Dogrywki bezpośrednio po zawodach. Wieczorem ma się rozwiać i pogoda ma się popsuć. Mało czasu na wyciągnięcie innego modelu lub jakieś próby. Model zmienia jedynie Michał Śliwiński. Szybowce lecą o 13.25, na 6 minut. Standardowe 10 minut czasu startowego. Pierwszy startuje „z prostej” Piotrek, ja już jedno kółko przed nim czuję na holu, że „coś jest”, pozwalam sobie jeszcze na dwa kółka aby się upewnić i strzelam. Gdzieś w międzyczasie, albo zaraz po mnie, leci Michał Śliwiński, który zaprezentował ładny i wysoki strzał swoim dogrywkowym modelem. Cała trójka robi ładny lot na pełne 6minut – nic się nie rozstrzygnęło.
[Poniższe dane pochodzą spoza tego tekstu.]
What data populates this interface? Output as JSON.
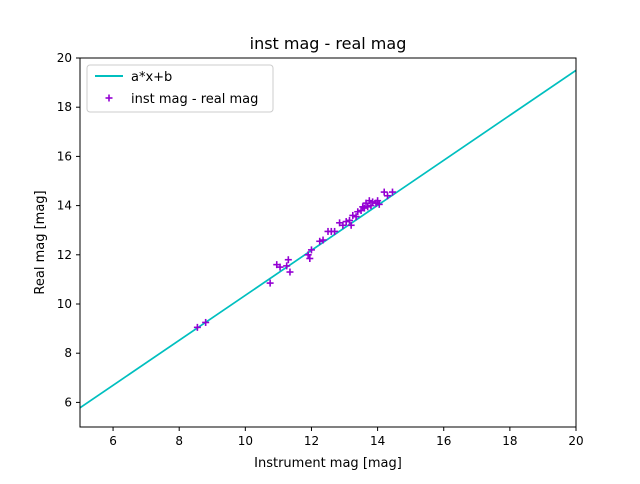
{
  "chart_data": {
    "type": "scatter",
    "title": "inst mag - real mag",
    "xlabel": "Instrument mag [mag]",
    "ylabel": "Real mag [mag]",
    "xlim": [
      5,
      20
    ],
    "ylim": [
      5,
      20
    ],
    "xticks": [
      6,
      8,
      10,
      12,
      14,
      16,
      18,
      20
    ],
    "yticks": [
      6,
      8,
      10,
      12,
      14,
      16,
      18,
      20
    ],
    "grid": false,
    "legend_position": "top-left",
    "legend": [
      "a*x+b",
      "inst mag - real mag"
    ],
    "fit_line": {
      "name": "a*x+b",
      "color": "#00bfbf",
      "x": [
        5,
        20
      ],
      "y": [
        5.78,
        19.5
      ]
    },
    "scatter": {
      "name": "inst mag - real mag",
      "color": "#9400d3",
      "marker": "plus",
      "points": [
        [
          8.55,
          9.05
        ],
        [
          8.8,
          9.25
        ],
        [
          10.75,
          10.85
        ],
        [
          10.95,
          11.6
        ],
        [
          11.05,
          11.5
        ],
        [
          11.25,
          11.55
        ],
        [
          11.3,
          11.8
        ],
        [
          11.35,
          11.3
        ],
        [
          11.9,
          12.0
        ],
        [
          11.95,
          11.85
        ],
        [
          12.0,
          12.2
        ],
        [
          12.25,
          12.55
        ],
        [
          12.35,
          12.6
        ],
        [
          12.5,
          12.95
        ],
        [
          12.6,
          12.95
        ],
        [
          12.7,
          12.95
        ],
        [
          12.85,
          13.3
        ],
        [
          12.95,
          13.2
        ],
        [
          13.05,
          13.35
        ],
        [
          13.15,
          13.4
        ],
        [
          13.2,
          13.2
        ],
        [
          13.25,
          13.6
        ],
        [
          13.35,
          13.55
        ],
        [
          13.4,
          13.75
        ],
        [
          13.5,
          13.8
        ],
        [
          13.55,
          13.95
        ],
        [
          13.6,
          13.9
        ],
        [
          13.65,
          14.1
        ],
        [
          13.7,
          13.95
        ],
        [
          13.75,
          14.2
        ],
        [
          13.8,
          14.0
        ],
        [
          13.85,
          14.15
        ],
        [
          13.95,
          14.1
        ],
        [
          14.0,
          14.2
        ],
        [
          14.05,
          14.05
        ],
        [
          14.2,
          14.55
        ],
        [
          14.3,
          14.4
        ],
        [
          14.45,
          14.55
        ]
      ]
    }
  }
}
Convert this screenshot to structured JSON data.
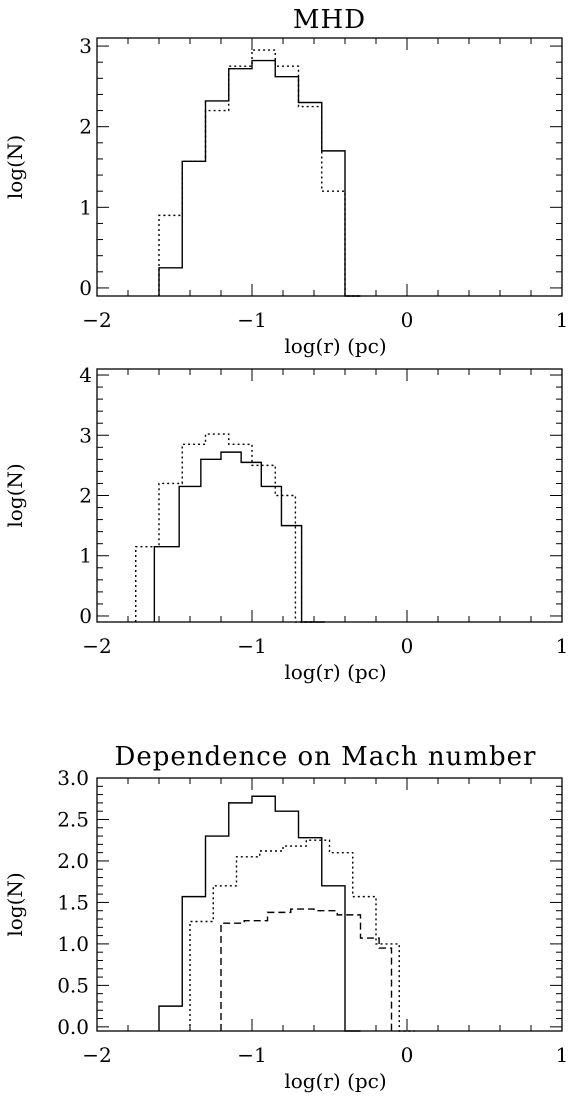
{
  "chart_data": [
    {
      "type": "step",
      "title": "MHD",
      "xlabel": "log(r) (pc)",
      "ylabel": "log(N)",
      "xlim": [
        -2,
        1
      ],
      "ylim": [
        -0.1,
        3.1
      ],
      "xticks": [
        "−2",
        "−1",
        "0",
        "1"
      ],
      "yticks": [
        "0",
        "1",
        "2",
        "3"
      ],
      "grid": false,
      "series": [
        {
          "style": "solid",
          "edges": [
            -1.6,
            -1.45,
            -1.3,
            -1.15,
            -1.0,
            -0.85,
            -0.7,
            -0.55,
            -0.4,
            -0.3
          ],
          "values": [
            0.25,
            1.57,
            2.32,
            2.72,
            2.82,
            2.62,
            2.3,
            1.7,
            -0.1
          ]
        },
        {
          "style": "dotted",
          "edges": [
            -1.6,
            -1.45,
            -1.3,
            -1.15,
            -1.0,
            -0.85,
            -0.7,
            -0.55,
            -0.4,
            -0.3
          ],
          "values": [
            0.9,
            1.57,
            2.2,
            2.75,
            2.95,
            2.75,
            2.25,
            1.2,
            -0.1
          ]
        }
      ]
    },
    {
      "type": "step",
      "title": "",
      "xlabel": "log(r) (pc)",
      "ylabel": "log(N)",
      "xlim": [
        -2,
        1
      ],
      "ylim": [
        -0.1,
        4.1
      ],
      "xticks": [
        "−2",
        "−1",
        "0",
        "1"
      ],
      "yticks": [
        "0",
        "1",
        "2",
        "3",
        "4"
      ],
      "grid": false,
      "series": [
        {
          "style": "solid",
          "edges": [
            -1.63,
            -1.47,
            -1.33,
            -1.2,
            -1.07,
            -0.94,
            -0.81,
            -0.68,
            -0.53
          ],
          "values": [
            1.15,
            2.15,
            2.6,
            2.72,
            2.55,
            2.15,
            1.5,
            -0.1
          ]
        },
        {
          "style": "dotted",
          "edges": [
            -1.75,
            -1.6,
            -1.45,
            -1.3,
            -1.15,
            -1.0,
            -0.85,
            -0.72,
            -0.61
          ],
          "values": [
            1.15,
            2.2,
            2.85,
            3.02,
            2.85,
            2.5,
            2.0,
            -0.1
          ]
        }
      ]
    },
    {
      "type": "step",
      "title": "Dependence on Mach number",
      "xlabel": "log(r) (pc)",
      "ylabel": "log(N)",
      "xlim": [
        -2,
        1
      ],
      "ylim": [
        -0.05,
        3.0
      ],
      "xticks": [
        "−2",
        "−1",
        "0",
        "1"
      ],
      "yticks": [
        "0.0",
        "0.5",
        "1.0",
        "1.5",
        "2.0",
        "2.5",
        "3.0"
      ],
      "grid": false,
      "series": [
        {
          "style": "solid",
          "edges": [
            -1.6,
            -1.45,
            -1.3,
            -1.15,
            -1.0,
            -0.85,
            -0.7,
            -0.55,
            -0.4,
            -0.3
          ],
          "values": [
            0.25,
            1.57,
            2.3,
            2.7,
            2.78,
            2.6,
            2.28,
            1.7,
            -0.05
          ]
        },
        {
          "style": "dotted",
          "edges": [
            -1.4,
            -1.25,
            -1.1,
            -0.95,
            -0.8,
            -0.65,
            -0.5,
            -0.35,
            -0.2,
            -0.05,
            0.05
          ],
          "values": [
            1.27,
            1.7,
            2.05,
            2.12,
            2.18,
            2.25,
            2.1,
            1.57,
            1.0,
            -0.05
          ]
        },
        {
          "style": "dashed",
          "edges": [
            -1.2,
            -1.05,
            -0.9,
            -0.75,
            -0.6,
            -0.45,
            -0.3,
            -0.18,
            -0.1
          ],
          "values": [
            1.25,
            1.28,
            1.38,
            1.42,
            1.4,
            1.35,
            1.07,
            0.95,
            -0.05
          ]
        }
      ]
    }
  ]
}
Kolejna dogrywka na 8 minut, za jakieś 40 minut (w międzyczasie lecą gumówki i silnikówki). Piotrek czeka na odpowiedni moment na linii startu. Ja idę w górę i kieruje się w głąb pola. Czuć na holu, że jestem na skraju noszenia, pół kółka model opada, pół trzyma i to na prawdę dobrze. Przemieszczam się więc dalej, kilka kółek, z których w każdym czuć mocne noszenie, ściągam model w dół, rozpędzam i strzelam. Michał Śliwiński również strzela, sporo za moimi plecami, z nadzieją, że się zabierze, ale za późno i za daleko, a do tego zepsuty strzał. Jego model lata 97 sekund. Piotrek robi 219 sekund. Ja co chwilę sprawdzam ile do odpalenia deteru, model odlatuje nieco w przód, kilkaset metrów wysokości (niestety bez altimetru), raczej nastawiam się na lądowanie za lotniskiem. Całe szczęście po jakiś 5 minutach lotu wraca prawie nad miejsce startu, finalnie spada metr ode mnie… prawie udaje mi się go złapać do ręki. Lot na 480 sekund, z którego jestem mocno zadowolony.

 

Po dwóch dogrywkach i zaciętej rywalizacji w szybowcach: Michał Słyś z Krosna Mistrzem Polski! Piotr Wielosz-Hałasa (Hrubieszów) Wice Mistrzem, a drugi krośnianin Michał Śliwiński z brązowym medalem.
Satysfakcja niewyobrażalna, ze zwycięstwa, z lotu w dogrywce, dodatkowo co najmniej dwie kolejki takie, gdzie poleciało pode mnie kilka osób, co w sumie też jest budujące. MSE Timer na podium x2, czyli spisuje się nie gorzej od konkurencji.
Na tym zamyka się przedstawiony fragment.